Last drop of blood
(Sunday 14 December 2008)
GORDON Brown appears as ready to commit more British troops to the unwinnable US war in Afghanistan as his predecessor was to follow George W Bush's bidding in Iraq.
As British military involvement in Iraq is drawing to a close, Mr Brown favours higher British troop numbers in Afghanistan and berates other NATO countries for not doing more.
Clearly, other countries have more respect for their soldiers' lives and are less willing to treat them as cannon fodder for a military occupation based on a fraudulent prospectus.
Mr Brown's eulogy to the latest four British troops to be killed spoke of them having "died in the front line of terror" and, by their efforts, making us "safer in Britain."
This justification for clicking his heels and saluting every command from the White House is not shared by Britain's military top brass or by credible political analysts.
Even British ambassador in Kabul Sir Sherard Cowper-Coles has branded the occupation a "lost cause," adding: "It is shameful that so many have to die in such a hopeless war."
And Afghanistan's US-handpicked president Hamid Karzai acknowledges that the Taliban is essentially a national resistance force, which opposes foreign military occupation, rather than a global sponsor of terrorist attacks.

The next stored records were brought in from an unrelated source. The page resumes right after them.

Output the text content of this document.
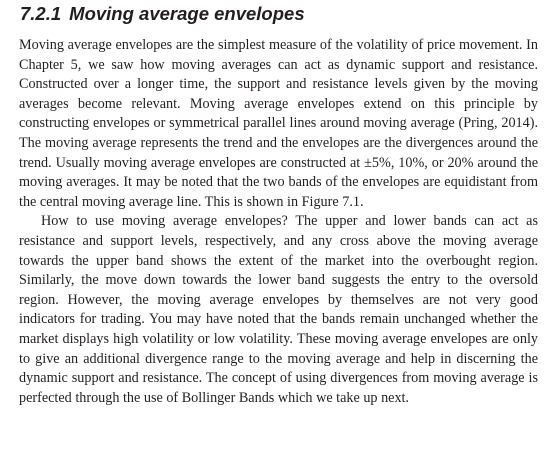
7.2.1 Moving average envelopes

Moving average envelopes are the simplest measure of the volatility of price movement. In Chapter 5, we saw how moving averages can act as dynamic support and resistance. Constructed over a longer time, the support and resistance levels given by the moving averages become relevant. Moving average envelopes extend on this principle by constructing envelopes or symmetrical parallel lines around moving average (Pring, 2014). The moving average represents the trend and the envelopes are the divergences around the trend. Usually moving average envelopes are constructed at ±5%, 10%, or 20% around the moving averages. It may be noted that the two bands of the envelopes are equidistant from the central moving average line. This is shown in Figure 7.1.

How to use moving average envelopes? The upper and lower bands can act as resistance and support levels, respectively, and any cross above the moving average towards the upper band shows the extent of the market into the overbought region. Similarly, the move down towards the lower band suggests the entry to the oversold region. However, the moving average envelopes by themselves are not very good indicators for trading. You may have noted that the bands remain unchanged whether the market displays high volatility or low volatility. These moving average envelopes are only to give an additional divergence range to the moving average and help in discerning the dynamic support and resistance. The concept of using divergences from moving average is perfected through the use of Bollinger Bands which we take up next.
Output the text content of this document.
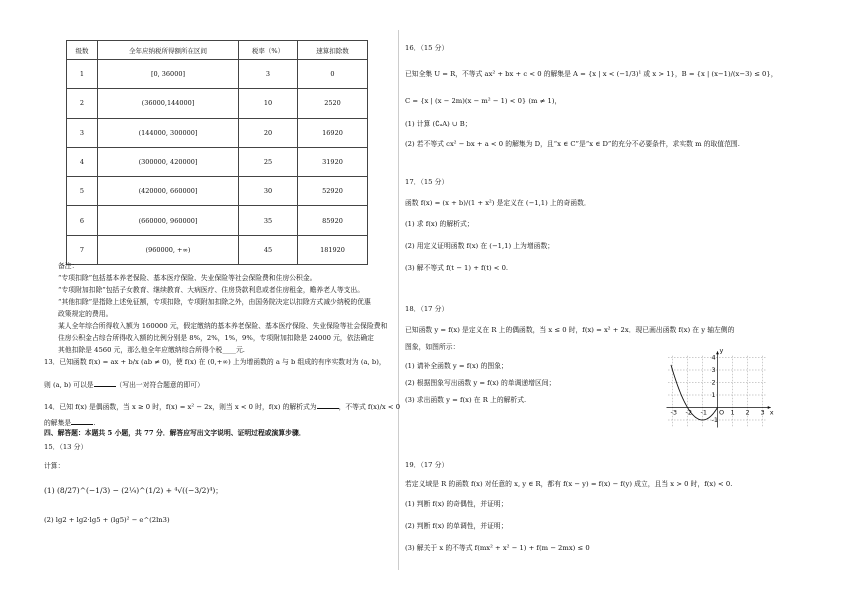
级数	全年应纳税所得额所在区间	税率（%）	速算扣除数
1	[0, 36000]	3	0
2	(36000,144000]	10	2520
3	(144000, 300000]	20	16920
4	(300000, 420000]	25	31920
5	(420000, 660000]	30	52920
6	(660000, 960000]	35	85920
7	(960000, +∞)	45	181920
备注：
“专项扣除”包括基本养老保险、基本医疗保险、失业保险等社会保险费和住房公积金。
“专项附加扣除”包括子女教育、继续教育、大病医疗、住房贷款利息或者住房租金，赡养老人等支出。
“其他扣除”是指除上述免征额，专项扣除，专项附加扣除之外，由国务院决定以扣除方式减少纳税的优惠
政策规定的费用。
某人全年综合所得收入额为 160000 元，假定缴纳的基本养老保险、基本医疗保险、失业保险等社会保险费和
住房公积金占综合所得收入额的比例分别是 8%，2%，1%，9%，专项附加扣除是 24000 元，依法确定
其他扣除是 4560 元，那么他全年应缴纳综合所得个税____元.
13．已知函数 f(x) = ax + b/x (ab ≠ 0)，使 f(x) 在 (0,+∞) 上为增函数的 a 与 b 组成的有序实数对为 (a, b)，
则 (a, b) 可以是	（写出一对符合题意的即可）
14．已知 f(x) 是偶函数，当 x ≥ 0 时，f(x) = x² − 2x，则当 x < 0 时，f(x) 的解析式为	，不等式 f(x)/x < 0
的解集是	.
四、解答题：本题共 5 小题，共 77 分．解答应写出文字说明、证明过程或演算步骤．
15．（13 分）
计算：
(1) (8/27)^(−1/3) − (2¼)^(1/2) + ⁴√((−3/2)⁴)；
(2) lg2 + lg2·lg5 + (lg5)² − e^(2ln3)
16．（15 分）
已知全集 U = R，不等式 ax² + bx + c < 0 的解集是 A = {x | x < (−1/3)¹ 或 x > 1}，B = {x | (x−1)/(x−3) ≤ 0}，
C = {x | (x − 2m)(x − m² − 1) < 0} (m ≠ 1)，
(1) 计算 (∁ᵤA) ∪ B；
(2) 若不等式 cx² − bx + a < 0 的解集为 D，且“x ∈ C”是“x ∈ D”的充分不必要条件，求实数 m 的取值范围.
17．（15 分）
函数 f(x) = (x + b)/(1 + x²) 是定义在 (−1,1) 上的奇函数．
(1) 求 f(x) 的解析式；
(2) 用定义证明函数 f(x) 在 (−1,1) 上为增函数；
(3) 解不等式 f(t − 1) + f(t) < 0.
18．（17 分）
已知函数 y = f(x) 是定义在 R 上的偶函数，当 x ≤ 0 时，f(x) = x² + 2x．现已画出函数 f(x) 在 y 轴左侧的
图象，如图所示：
(1) 请补全函数 y = f(x) 的图象；
(2) 根据图象写出函数 y = f(x) 的单调递增区间；
(3) 求出函数 y = f(x) 在 R 上的解析式.
-3 -2 -1 O 1 2 3
4
3
2
1
-1
x
y
19．（17 分）
若定义域是 R 的函数 f(x) 对任意的 x, y ∈ R，都有 f(x − y) = f(x) − f(y) 成立，且当 x > 0 时，f(x) < 0.
(1) 判断 f(x) 的奇偶性，并证明；
(2) 判断 f(x) 的单调性，并证明；
(3) 解关于 x 的不等式 f(mx² + x² − 1) + f(m − 2mx) ≤ 0
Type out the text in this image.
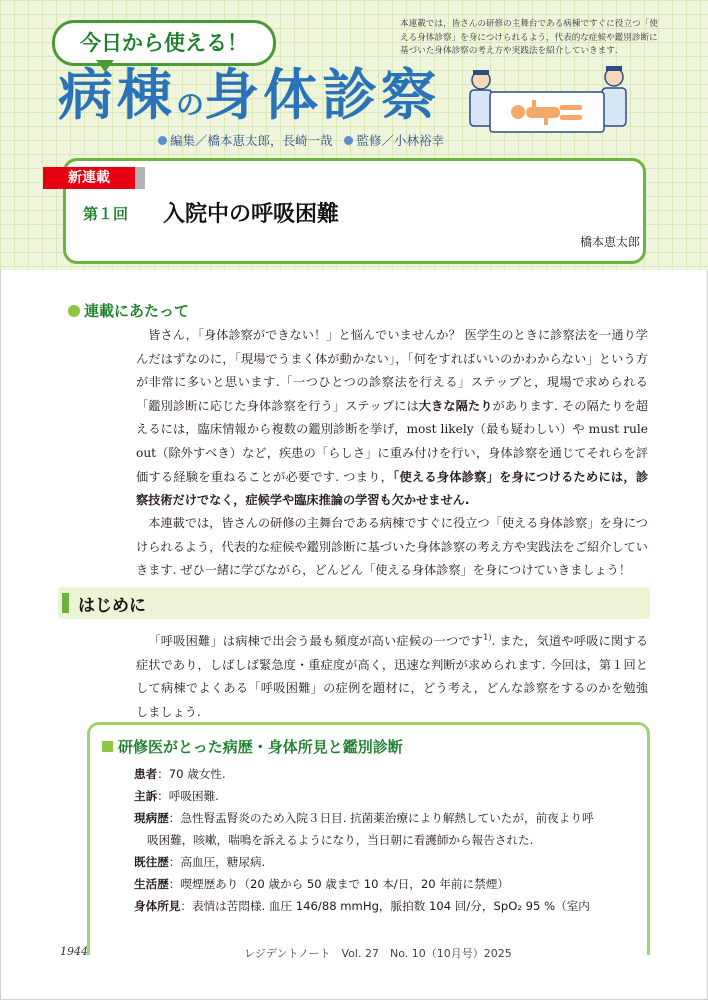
今日から使える！
病棟の身体診察
編集／橋本恵太郎，長崎一哉 監修／小林裕幸
本連載では，皆さんの研修の主舞台である病棟ですぐに役立つ「使える身体診察」を身につけられるよう，代表的な症候や鑑別診断に基づいた身体診察の考え方や実践法を紹介していきます.
新連載
第１回 入院中の呼吸困難
橋本恵太郎
連載にあたって
皆さん，「身体診察ができない！」と悩んでいませんか？ 医学生のときに診察法を一通り学んだはずなのに，「現場でうまく体が動かない」，「何をすればいいのかわからない」という方が非常に多いと思います.「一つひとつの診察法を行える」ステップと，現場で求められる「鑑別診断に応じた身体診察を行う」ステップには大きな隔たりがあります. その隔たりを超えるには，臨床情報から複数の鑑別診断を挙げ，most likely（最も疑わしい）や must rule out（除外すべき）など，疾患の「らしさ」に重み付けを行い，身体診察を通じてそれらを評価する経験を重ねることが必要です. つまり，「使える身体診察」を身につけるためには，診察技術だけでなく，症候学や臨床推論の学習も欠かせません.
本連載では，皆さんの研修の主舞台である病棟ですぐに役立つ「使える身体診察」を身につけられるよう，代表的な症候や鑑別診断に基づいた身体診察の考え方や実践法をご紹介していきます. ぜひ一緒に学びながら，どんどん「使える身体診察」を身につけていきましょう！
はじめに
「呼吸困難」は病棟で出会う最も頻度が高い症候の一つです$^{1)}$. また，気道や呼吸に関する症状であり，しばしば緊急度・重症度が高く，迅速な判断が求められます. 今回は，第１回として病棟でよくある「呼吸困難」の症例を題材に，どう考え，どんな診察をするのかを勉強しましょう.
研修医がとった病歴・身体所見と鑑別診断
患者：70 歳女性.
主訴：呼吸困難.
現病歴：急性腎盂腎炎のため入院３日目. 抗菌薬治療により解熱していたが，前夜より呼
吸困難，咳嗽，喘鳴を訴えるようになり，当日朝に看護師から報告された.
既往歴：高血圧，糖尿病.
生活歴：喫煙歴あり（20 歳から 50 歳まで 10 本/日，20 年前に禁煙）
身体所見：表情は苦悶様. 血圧 146/88 mmHg，脈拍数 104 回/分，SpO₂ 95 %（室内
1944	レジデントノート　Vol. 27　No. 10（10月号）2025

Far from progress being made to turn Afghanistan into a state in the image of its occupiers, as Mr Brown imagines, the Taliban are expanding their presence and increasing the scale of their attacks.
Two thousand Afghans have died violently this year, 25 million of them live below the poverty line and malnutrition is widespread.
British ministers are notorious for talking tough and pledging to fight to the last drop of someone else's blood, but there is nothing to be gained by staying one more day in Afghanistan.
Patronising
IRISH opponents of the Lisbon Treaty will doubtless afford maximum publicity to the "explanation" given by Britain's Minister for Europe Caroline Flint as to why people in the republic voted overwhelmingly No.
Her explanation sums up the patronising and arrogant attitude of the pro-EU centralisation elite.
The poor simpletons in Ireland apparently rejected the united sound advice of all major political parties, the media, business and farming interests because they hadn't understood the treaty and had been misled by the No campaigners.
Who told her so? It was "some people" she met in Dublin a month ago - presumably the same "some people" who thought, before the referendum, that they could con the Irish people into believing that the Lisbon Treaty was something qualitatively different from the EU constitution that French and Dutch voters had already rejected.
The Irish know better than most the contempt of the EU great powers for people's sovereignty in smaller states and Ms Flint's dismissive comment that, in the event of a second No vote, "we will cross that bridge when we come to it," indicates a readiness to ignore or override the voters' decision.
If and when Brussels, with the connivance of Brian Cowen's quisling government, forces a second vote, supporters of national democracy across Europe will rely on Ireland's electorate to stand firm.